Move OIDC client secret from frontend to backend (oclweb3 + oclapi2)

[paynejd]

Summary

The OIDC authorization code exchange flow currently requires the frontend (oclweb3) to hold and transmit the OIDC_RP_CLIENT_SECRET to the backend. Per OAuth 2.0 best practices, confidential client secrets should only be stored and used server-side.

Current behavior

1. OIDC_RP_CLIENT_SECRET is injected into browser-accessible JavaScript in two ways:
   • At runtime via env-config.js (window.OIDC_RP_CLIENT_SECRET) — written by start-prod.sh
   • At build time via webpack DefinePlugin (process.env.OIDC_RP_CLIENT_SECRET) — in webpack.config.js
2. The OIDLoginCallback component (src/components/users/OIDLoginCallback.jsx) reads the secret from the browser context and sends it in a POST request to the backend's oidc/code-exchange/ endpoint
3. The backend (core/users/views.py — OIDCodeExchangeView) receives client_id and client_secret from the request body and uses them to exchange the authorization code for a token

Expected behavior

The backend should store OIDC_RP_CLIENT_ID and OIDC_RP_CLIENT_SECRET in its own environment and use them server-side during the code exchange. The frontend should only send code and redirect_uri.

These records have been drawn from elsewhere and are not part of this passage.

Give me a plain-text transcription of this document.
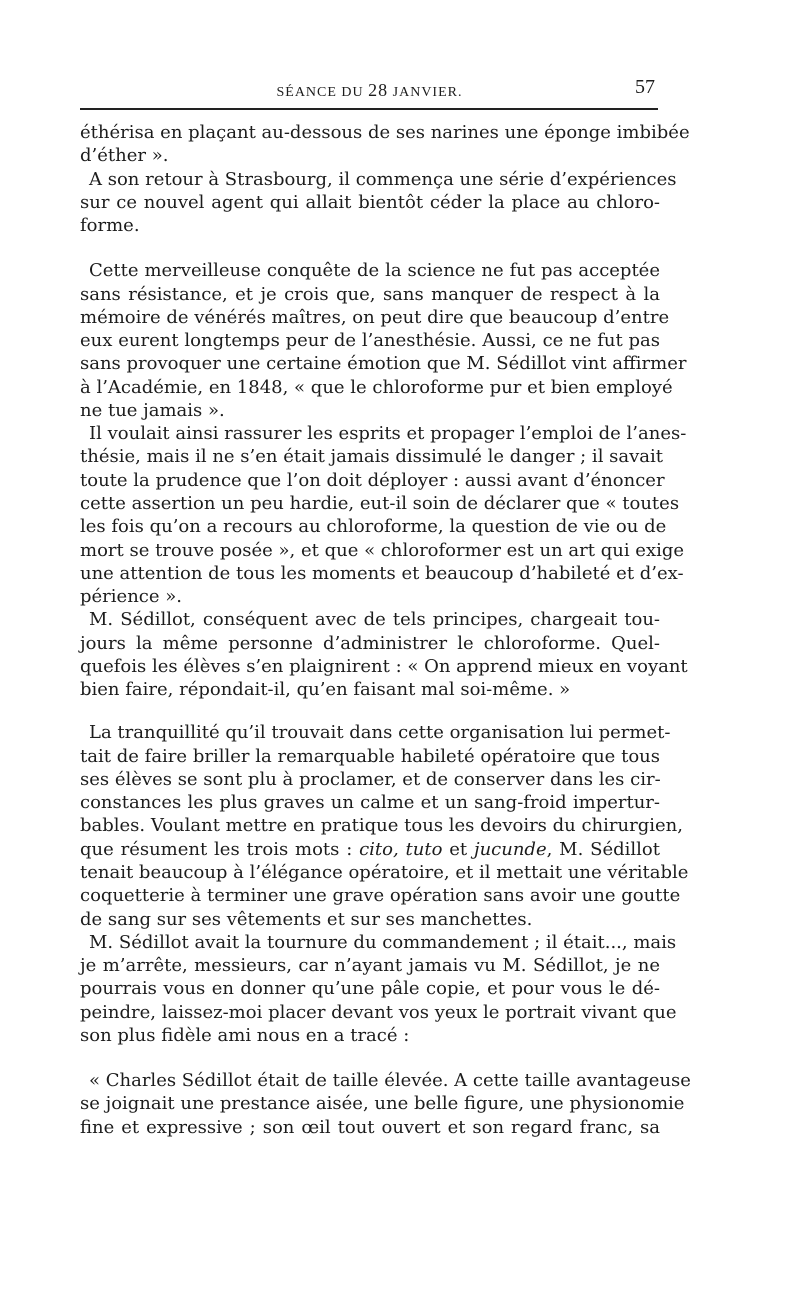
SÉANCE DU 28 JANVIER.	57
éthérisa en plaçant au-dessous de ses narines une éponge imbibée
d’éther ».
A son retour à Strasbourg, il commença une série d’expériences
sur ce nouvel agent qui allait bientôt céder la place au chloro-
forme.
Cette merveilleuse conquête de la science ne fut pas acceptée
sans résistance, et je crois que, sans manquer de respect à la
mémoire de vénérés maîtres, on peut dire que beaucoup d’entre
eux eurent longtemps peur de l’anesthésie. Aussi, ce ne fut pas
sans provoquer une certaine émotion que M. Sédillot vint affirmer
à l’Académie, en 1848, « que le chloroforme pur et bien employé
ne tue jamais ».
Il voulait ainsi rassurer les esprits et propager l’emploi de l’anes-
thésie, mais il ne s’en était jamais dissimulé le danger ; il savait
toute la prudence que l’on doit déployer : aussi avant d’énoncer
cette assertion un peu hardie, eut-il soin de déclarer que « toutes
les fois qu’on a recours au chloroforme, la question de vie ou de
mort se trouve posée », et que « chloroformer est un art qui exige
une attention de tous les moments et beaucoup d’habileté et d’ex-
périence ».
M. Sédillot, conséquent avec de tels principes, chargeait tou-
jours la même personne d’administrer le chloroforme. Quel-
quefois les élèves s’en plaignirent : « On apprend mieux en voyant
bien faire, répondait-il, qu’en faisant mal soi-même. »
La tranquillité qu’il trouvait dans cette organisation lui permet-
tait de faire briller la remarquable habileté opératoire que tous
ses élèves se sont plu à proclamer, et de conserver dans les cir-
constances les plus graves un calme et un sang-froid impertur-
bables. Voulant mettre en pratique tous les devoirs du chirurgien,
que résument les trois mots : cito, tuto et jucunde, M. Sédillot
tenait beaucoup à l’élégance opératoire, et il mettait une véritable
coquetterie à terminer une grave opération sans avoir une goutte
de sang sur ses vêtements et sur ses manchettes.
M. Sédillot avait la tournure du commandement ; il était..., mais
je m’arrête, messieurs, car n’ayant jamais vu M. Sédillot, je ne
pourrais vous en donner qu’une pâle copie, et pour vous le dé-
peindre, laissez-moi placer devant vos yeux le portrait vivant que
son plus fidèle ami nous en a tracé :
« Charles Sédillot était de taille élevée. A cette taille avantageuse
se joignait une prestance aisée, une belle figure, une physionomie
fine et expressive ; son œil tout ouvert et son regard franc, sa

Step 1: Ecosystem-wide audit (REQUIRED FIRST)

OCL Online is a complex ecosystem with many independent services and applications. Before making any code changes, a thorough audit must be conducted across the entire OCL Online ecosystem to identify all clients, applications, and services that handle OIDC client secrets in a similar way. This includes but is not limited to:

• oclweb3 and oclweb2 (frontends)
• oclapi2 (backend)
• Any other services that participate in OIDC flows (e.g. FHIR services, analytics, admin tools)
• Docker compose configurations and deployment scripts across all environments
• KeyCloak client registrations and their configurations

The goal is to ensure that all affected components are revised together, not just the ones identified so far.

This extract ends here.